Varlığınız ve yokluğunuz arasındaki fark çokta ayırt edilebilir değil.Hep böyle değildi tabii...
Farkındaysanız geçmiş zaman kullandım.Bundan sonrasını varın siz anlayın.
Yıllardır peşinde koştuğum,sayısını bile hatırlamadığım kişisel gelişim kitaplarında aradığım farkındalığı fark etmemin sebebi olanlar size minnet borçluyum.
Yazacak bir sürü şey var ama kahrolası öfke krizim geçti.Dedim ya herşeyin farkındayım ,bunu bile istediğim doğrultuda yaşar oldum.Öfkelenince güzel yazacağımı biliyordum,yaşadığım bir hadisenin üzerine hızla buraya yöneldim ve yazmaya başladım,ardından yazmaktan sıkıldığımı farkettim ve yazmayı bitirmek için öfkemi sonlardımdım.
Bumudur yani farkındayım işte herşeyin.Kendimle,bedenimle ilgili bir çok şey kontrolüm altında.E şimdide hayatımda hiç bir süprize yer kalmadı.Ne gerçekten şaşırır,gerçekten üzülür,nede gerçekten mutlu olur bir hal aldım.Beyin gücünü,farkındalığı keşfettim hatta bu konudaNirvana'ya ,Fenafillah'a ulaştım.Bumudur yani sonuç.
Yaptığınız gerçekten istediğiniz şeydir.Yapmıyorsanız aslında gerçekten istediğinizi yapıyorsunuz:yapmamayı!
Bende yapmayrum ha buraya imamluğ!!!!!!!

Zaten bu güzel başlayıp farklı yöne akan yazıda iğrenç oldu ama olsun yinede yayınlıyacağım bana ait benden olan herşeyin bence değeri çok büyük çünkü!!!!


5 Eylül 2008 Cuma

PİRAYE

Piraye, Canan Tanİstemeden girdiği Diş Hekimliğ Fakültesi çıkartıyor hayatının dönüm noktası olan erkeği karşısına kızıl saçlı Piraye'nin.İstemeden başaldığı bu fakülteden mezun olduktan sonra, sevmeden başlayacağı bu mesleği bile yapamayıp tutkuyla arıyacak bir hayat yaşayacağını nereden bilebilirdi ki?
Denemek istedi Piraye'de yaşayarak öğrenmek.Tıpkı benim gibi...
Doğduğu günden bu yana,yavaş yavaş,her seferinde küçük billur tanesi ekleyerek;emekle,sabırla oluşturulan,göz kamaştırıcı güzellikte bir köşk.Ve bunu bir anda yerle bir etmeye karar vermek.
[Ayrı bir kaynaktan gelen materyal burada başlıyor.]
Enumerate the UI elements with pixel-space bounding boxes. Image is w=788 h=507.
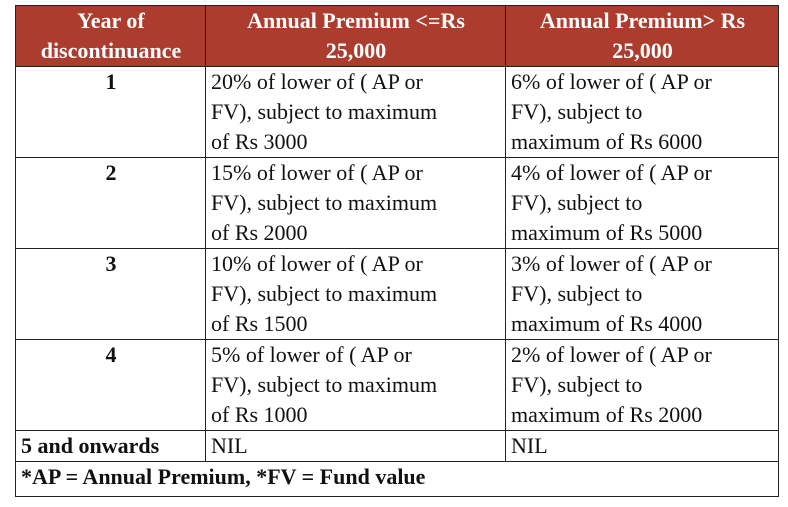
charge-cell-low: NIL [205, 430, 506, 462]
header-col1-line1: Year of [77, 8, 145, 33]
charge-cell-high: 3% of lower of ( AP or FV), subject to m… [505, 248, 779, 340]
cell-line: of Rs 1500 [211, 311, 308, 336]
header-col2-line2: 25,000 [325, 38, 387, 63]
table-row-onwards: 5 and onwards NIL NIL [15, 430, 779, 462]
year-cell: 5 and onwards [15, 430, 206, 462]
year-cell: 3 [15, 248, 206, 340]
header-annual-premium-high: Annual Premium> Rs 25,000 [505, 5, 779, 67]
cell-line: 20% of lower of ( AP or [211, 69, 423, 94]
header-col3-line2: 25,000 [612, 38, 673, 63]
year-cell: 2 [15, 157, 206, 249]
charge-cell-high: 4% of lower of ( AP or FV), subject to m… [505, 157, 779, 249]
charge-cell-low: 10% of lower of ( AP or FV), subject to … [205, 248, 506, 340]
charge-cell-high: 6% of lower of ( AP or FV), subject to m… [505, 66, 779, 158]
table-row: 3 10% of lower of ( AP or FV), subject t… [15, 248, 779, 340]
cell-line: maximum of Rs 4000 [511, 311, 703, 336]
cell-line: 10% of lower of ( AP or [211, 251, 423, 276]
discontinuance-charges-table: Year of discontinuance Annual Premium <=… [15, 5, 779, 497]
table-row: 1 20% of lower of ( AP or FV), subject t… [15, 66, 779, 158]
charge-cell-low: 5% of lower of ( AP or FV), subject to m… [205, 339, 506, 431]
cell-line: FV), subject to maximum [211, 190, 438, 215]
cell-line: 5% of lower of ( AP or [211, 342, 412, 367]
table-row: 2 15% of lower of ( AP or FV), subject t… [15, 157, 779, 249]
header-col2-line1: Annual Premium <=Rs [247, 8, 465, 33]
cell-line: 15% of lower of ( AP or [211, 160, 423, 185]
header-col1-line2: discontinuance [40, 38, 182, 63]
charge-cell-high: NIL [505, 430, 779, 462]
charge-cell-low: 20% of lower of ( AP or FV), subject to … [205, 66, 506, 158]
header-annual-premium-low: Annual Premium <=Rs 25,000 [205, 5, 506, 67]
cell-line: FV), subject to [511, 281, 643, 306]
cell-line: 6% of lower of ( AP or [511, 69, 712, 94]
cell-line: of Rs 3000 [211, 129, 308, 154]
year-cell: 1 [15, 66, 206, 158]
charge-cell-low: 15% of lower of ( AP or FV), subject to … [205, 157, 506, 249]
cell-line: FV), subject to [511, 99, 643, 124]
cell-line: FV), subject to maximum [211, 281, 438, 306]
cell-line: FV), subject to maximum [211, 99, 438, 124]
cell-line: maximum of Rs 5000 [511, 220, 703, 245]
charge-cell-high: 2% of lower of ( AP or FV), subject to m… [505, 339, 779, 431]
footnote-row: *AP = Annual Premium, *FV = Fund value [15, 461, 779, 497]
table-header-row: Year of discontinuance Annual Premium <=… [15, 5, 779, 67]
header-col3-line1: Annual Premium> Rs [539, 8, 746, 33]
cell-line: of Rs 2000 [211, 220, 308, 245]
cell-line: FV), subject to [511, 372, 643, 397]
year-cell: 4 [15, 339, 206, 431]
cell-line: maximum of Rs 2000 [511, 402, 703, 427]
cell-line: FV), subject to [511, 190, 643, 215]
cell-line: maximum of Rs 6000 [511, 129, 703, 154]
cell-line: 4% of lower of ( AP or [511, 160, 712, 185]
cell-line: of Rs 1000 [211, 402, 308, 427]
cell-line: 2% of lower of ( AP or [511, 342, 712, 367]
table-row: 4 5% of lower of ( AP or FV), subject to… [15, 339, 779, 431]
footnote: *AP = Annual Premium, *FV = Fund value [15, 461, 779, 497]
cell-line: FV), subject to maximum [211, 372, 438, 397]
header-year-of-discontinuance: Year of discontinuance [15, 5, 206, 67]
cell-line: 3% of lower of ( AP or [511, 251, 712, 276]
Geride kalan enkazı diriltmeye güç yeter mi?Aynı görkemle inşa etmek mümkün mü?
Sürükleyiciliğine boğulduğum bu kitabı tüm işlerimi öylece bırakıp evden çıkmamacasına okudum.Kendimi yaşadım bazı bölümlerinde.Kah gülümsedim,kah gözümden süzülen yaşı sildim ellerimle.
İşte roman bu dedirten enfes bir kitap.Okuyun bana hak vericeksiniz.